Thank you, Anne! You totally proved my point: Why wouldn’t we want our sons to be sensitive, caring boys who grow into sensitive, caring men?
I love this. You go, momma! Seems like your son is a very sweet, thoughtful, considerate and compassionate child that makes the world a whole lot brighter!
Thanks, friend! He definitely makes our world brighter. 🙂
I love this so much! My son is far too adventurous and tough sometimes (we’ve been to the ER 3 times in his first 18 months of life) but, even so, I get judgmental comments from others when he does something sensitive. He is a nurturer so he loves dolls and stuffed animals but I’ve got some negative looks and comments when people see him loving on dolls and it makes me want to punch them in the face.
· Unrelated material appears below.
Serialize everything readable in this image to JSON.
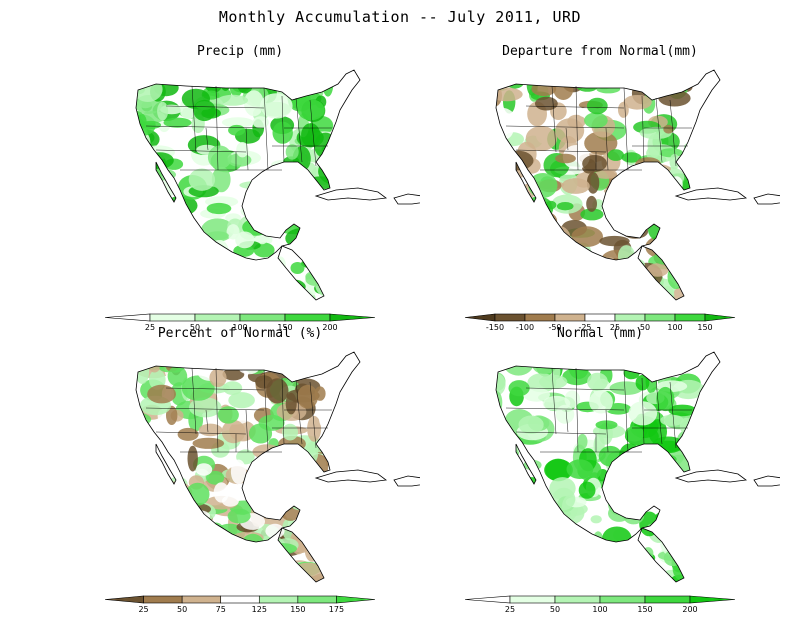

Your son needs to be himself and people need to mind their own business! And gentle and sensitive boy is nothing to be upset about!
Thank you, Susannah! I’ll never understand the problem people have with little boys being nurturers. He’s emulating my husband, who is the most hands-on dad I know. What’s wrong with that? As cautious as he is, he’s broken two bones already, so maybe he’s tougher than everyone thinks.
Suzy Godfrey says
Thank you, Suzy! I spent many months composing the words in my mind.
My oldest is cautious as well, like his momma he is a control freak, when he can’t control things he errs on the side of caution. 🙂
I definitely understand where you are coming from. 🙂
Thank you, Rebekah! Mine definitely gets his caution from me and his tender heart from his dad (who, in my opinion, turned out pretty great).
Thanks so much for posting this. I really needed to hear it.
Thanks for stopping by! I’m glad my words found you at the right time.